MOSCOW (Reuters) – Russian energy giant Gazprom’s GAZP.MM average daily natural gas supplies to Europe via the TurkStream undersea pipeline fell by 19.4% in March from a month earlier, Reuters calculations showed on Monday.
Turkey is the only transit route left for Russian gas to Europe after Ukraine chose not to extend a five-year transit deal with Moscow when it expired on January 1.
Calculations based on data from European gas transmission group Entsog showed that Russian gas exports via the TurkStream pipeline fell to 45.0 million cubic metres (mcm) per day this month from 55.8 million cubic metres per day in February. That was also down from 46.4 mcm in March 2024.

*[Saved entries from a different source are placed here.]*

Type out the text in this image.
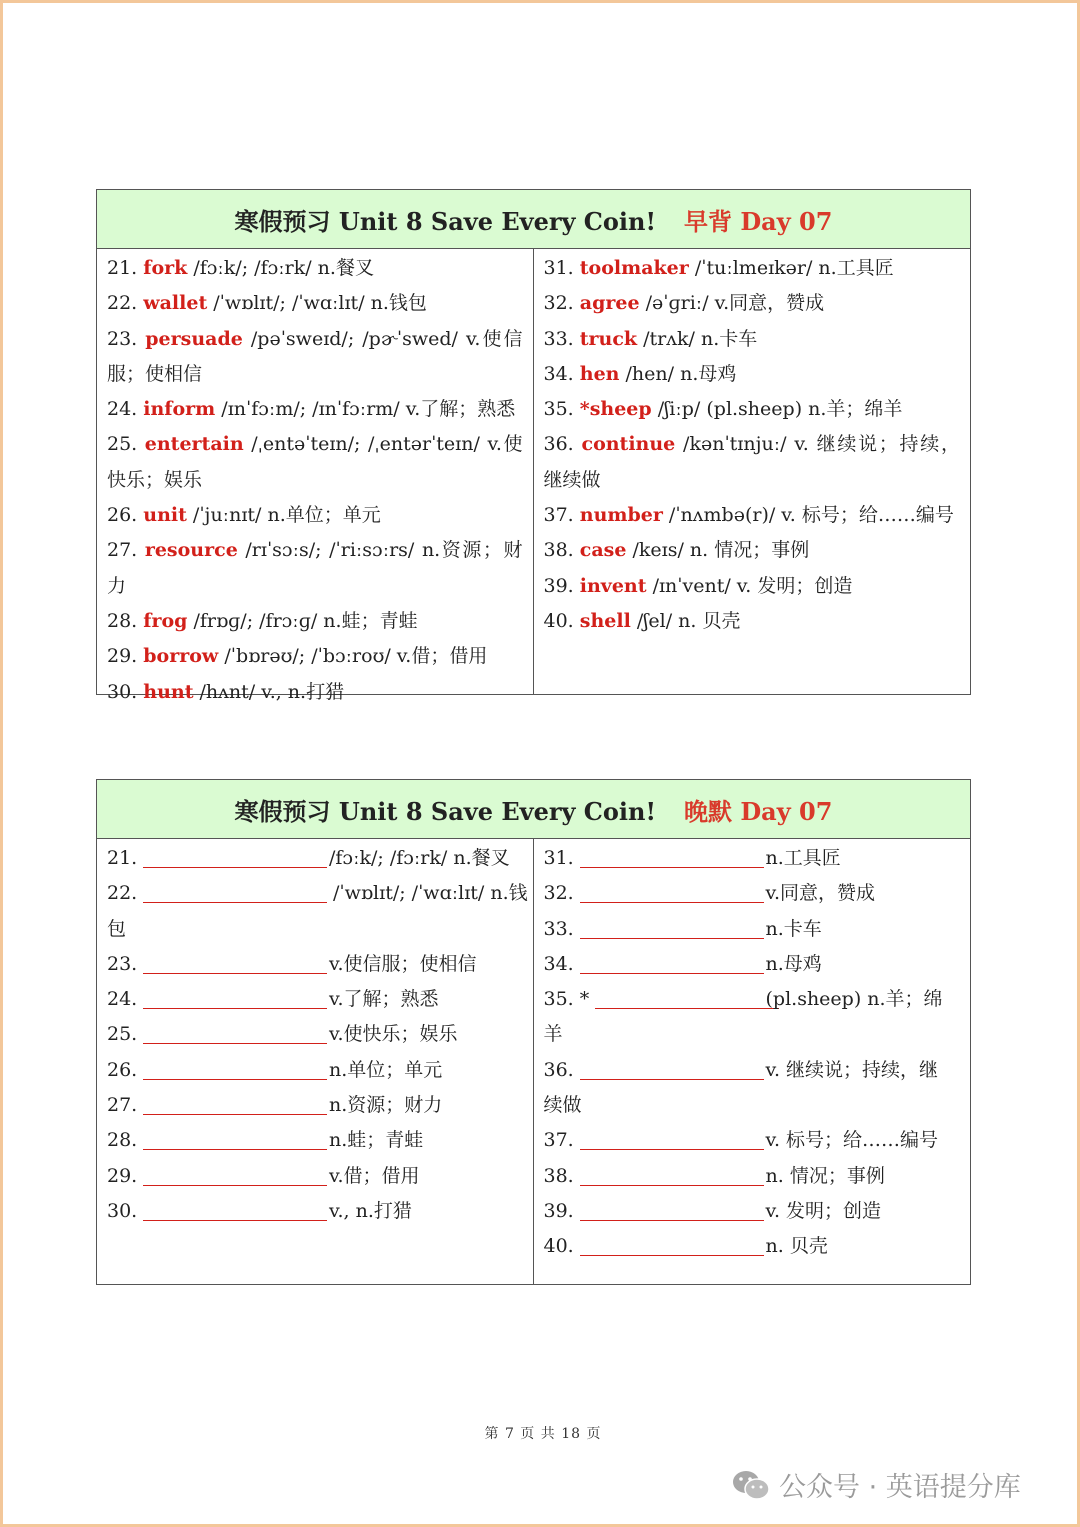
寒假预习 Unit 8 Save Every Coin! 早背 Day 07
21. fork /fɔːk/; /fɔːrk/ n.餐叉
22. wallet /ˈwɒlɪt/; /ˈwɑːlɪt/ n.钱包
23. persuade /pəˈsweɪd/; /pɚˈswed/ v.使信服；使相信
24. inform /ɪnˈfɔːm/; /ɪnˈfɔːrm/ v.了解；熟悉
25. entertain /ˌentəˈteɪn/; /ˌentərˈteɪn/ v.使快乐；娱乐
26. unit /ˈjuːnɪt/ n.单位；单元
27. resource /rɪˈsɔːs/; /ˈriːsɔːrs/ n.资源；财力
28. frog /frɒɡ/; /frɔːɡ/ n.蛙；青蛙
29. borrow /ˈbɒrəʊ/; /ˈbɔːroʊ/ v.借；借用
30. hunt /hʌnt/ v., n.打猎
31. toolmaker /ˈtuːlmeɪkər/ n.工具匠
32. agree /əˈɡriː/ v.同意，赞成
33. truck /trʌk/ n.卡车
34. hen /hen/ n.母鸡
35. *sheep /ʃiːp/ (pl.sheep) n.羊；绵羊
36. continue /kənˈtɪnjuː/ v. 继续说；持续，继续做
37. number /ˈnʌmbə(r)/ v. 标号；给……编号
38. case /keɪs/ n. 情况；事例
39. invent /ɪnˈvent/ v. 发明；创造
40. shell /ʃel/ n. 贝壳
寒假预习 Unit 8 Save Every Coin! 晚默 Day 07
21.	/fɔːk/; /fɔːrk/ n.餐叉
22.	/ˈwɒlɪt/; /ˈwɑːlɪt/ n.钱
包
23.	v.使信服；使相信
24.	v.了解；熟悉
25.	v.使快乐；娱乐
26.	n.单位；单元
27.	n.资源；财力
28.	n.蛙；青蛙
29.	v.借；借用
30.	v., n.打猎
31.	n.工具匠
32.	v.同意，赞成
33.	n.卡车
34.	n.母鸡
35. *	(pl.sheep) n.羊；绵
羊
36.	v. 继续说；持续，继
续做
37.	v. 标号；给……编号
38.	n. 情况；事例
39.	v. 发明；创造
40.	n. 贝壳
第 7 页 共 18 页
公众号 · 英语提分库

Total Russian gas supplies to Europe via TurkStream stood around 4.5 billion cubic metres (bcm) in the first three months of this year, compared to 7.7 bcm during the same period a year earlier, according to Reuters calculations.
The company, which has not published its own monthly statistics since the start of 2023, did not respond to a request for comment.
Russia supplied about 63.8 bcm of gas to Europe by various routes in 2022, Gazprom data and Reuters calculations show. That plummeted by 55.6% to 28.3 bcm in 2024, but increased to around 32 bcm in 2024.
At their peak in 2018-2019, annual gas flows to Europe reached between 175 bcm and 180 bcm.